11 risposte per “Testimoni”

  1. Toni scrive:
    settembre 13th, 2008 alle 20:20

    “260 persone legate al mondo dell’informazione sono morte dal 2003 a oggi”. Atroce senz’altro. Esecuzioni scientificamente mirate. Comunque questo dimostra quanto cruciale sia la funzione dei media. Ma questi media a chi servono ? A coloro che intendono manipolare le masse. Certo, ma quali masse ? Quelle dei beduini o dei potenziali talebani o piuttosto quelle che “contano” in quanto votano in contesti democratici ? Le masse che non votano perchè, poverette, vivono in sistemi autoritari non sono certo suscettibili di manipolazione da parte dei media. Tutt’al più sono solo carne da macello, cieca, sorda e muta, indifferente – per la sua condizione di assoggettamento – all’azione del giornalismo indipendente.

  2. ceglieterrestre scrive:
    settembre 14th, 2008 alle 06:54

    Sono tanto tristre, mi sono smarrita e non riesco a trovare la strada del mio bosco.

  3. Toni scrive:
    settembre 14th, 2008 alle 10:46

    “La potenza dell’amore e’ piu’ forte del male che ci minaccia: e’ questo mistero dell’universalita’ dell’amore di Dio per gli uomini che Maria e’ venuta a rivelare qui, a Lourdes” (dall’Omelia di oggi Benedetto XVI a Lourdes)

  4. lorena scrive:
    settembre 14th, 2008 alle 13:30

    pace, pace, dove sono finiti i movimenti per la pace.
    un pensiero particolare per Iliaria Alpi, ancora rivedo il suo sorriso, ed a tutti i caduti , per comunicare a tutti anche quanta corruzzione vi è dietro una guerra
    sarò sempre grata ai giornalisti per il lavoro che fanno e che continuano a fare nonostante i rischi.
    un pensiero anche ai tanti giovani militari inviati sui territori di guerra
    un pensiero a loro e alle sue famiglie
    inviati inconsapevoli ,servono agli americani per rendere legali delle guerre inique, con quello che il mondo spende in armamenti si potrebbe sfamare tante bocche che ogni giorno muiono di fame

  5. Toni scrive:
    settembre 14th, 2008 alle 14:05

    “servono agli americani per rendere legali delle guerre inique”… non è così.
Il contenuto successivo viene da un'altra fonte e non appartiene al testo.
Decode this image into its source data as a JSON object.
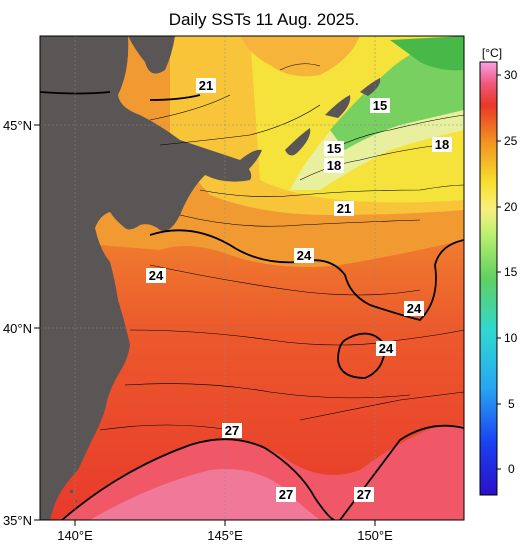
{
  "title": "Daily SSTs 11 Aug. 2025.",
  "colorbar": {
    "unit": "[°C]",
    "ticks": [
      "30",
      "25",
      "20",
      "15",
      "10",
      "5",
      "0"
    ]
  },
  "axes": {
    "lon_labels": [
      "140°E",
      "145°E",
      "150°E"
    ],
    "lat_labels": [
      "45°N",
      "40°N",
      "35°N"
    ]
  },
  "contour_labels": [
    {
      "text": "21"
    },
    {
      "text": "15"
    },
    {
      "text": "15"
    },
    {
      "text": "18"
    },
    {
      "text": "18"
    },
    {
      "text": "21"
    },
    {
      "text": "24"
    },
    {
      "text": "24"
    },
    {
      "text": "24"
    },
    {
      "text": "24"
    },
    {
      "text": "27"
    },
    {
      "text": "27"
    },
    {
      "text": "27"
    }
  ],
  "colors": {
    "land": "#5a5656",
    "warm": "#e8382a",
    "hot": "#f06070",
    "mid": "#f5a830",
    "cool": "#f5e23a",
    "cold": "#6ccf5a"
  }
}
Innanzitutto una generalizzata e manichea accusa agli “americani” di “rendere legali delle guerre inique” non ha senso. Vedi Lorena i paraocchi si mettono ai cavalli da soma perchè tirino senza distrazioni nella direzione loro imposta. Antiamericanismo e pacifismo sono solo ideologie, e come tali sono teorizzazioni che non aiutano a capire la realtà del mondo, la quale resta insondabile per chi si affida a strumenti d’indagine così superficiali.

  6. pino scaccia scrive:
    settembre 14th, 2008 alle 14:17

    M’inserisco. Non sono teorie. La guerra (inutile e dannosa) in Iraq è una prova concreta: un attacco costruito a tavolino con la complicità dei media nonostante il parere contrario di molti tecnici. Tempo fa sono state pubblicate le prove del connubio fra grande stampa e Pentagono.

  7. Toni scrive:
    settembre 14th, 2008 alle 14:24

    certamente Pino ma quei “tecnici” che hanno espresso parere contrario alla guerra non erano forse anche loro americani ? E allora vedi che l’antiamericanismo, banalmente ideologico, non aiuta a capire ? E poi andiamo a fondo, cerchiamo di capire esattamente chi sta dietro certe scelte

  8. pino scaccia scrive:
    settembre 14th, 2008 alle 14:31

    Non vorrei, come al solito, ricominciare una discussione infinita. Quelli che dissentivano (per esempio Colin Powell) erano sì americani ma con il cervello. Però la guerra “andava” fatta. E Bush si è costruito intorno un movimento di opinione alla faccia della mancanza di prove sbandierata da sei mesi di ispezioni. Andiamo a fondo? Chi sta dietro le scelte? Lo sanno anche i bambini! Le guerre sono sempre state un grande affare. Soprattutto per chi vende armi.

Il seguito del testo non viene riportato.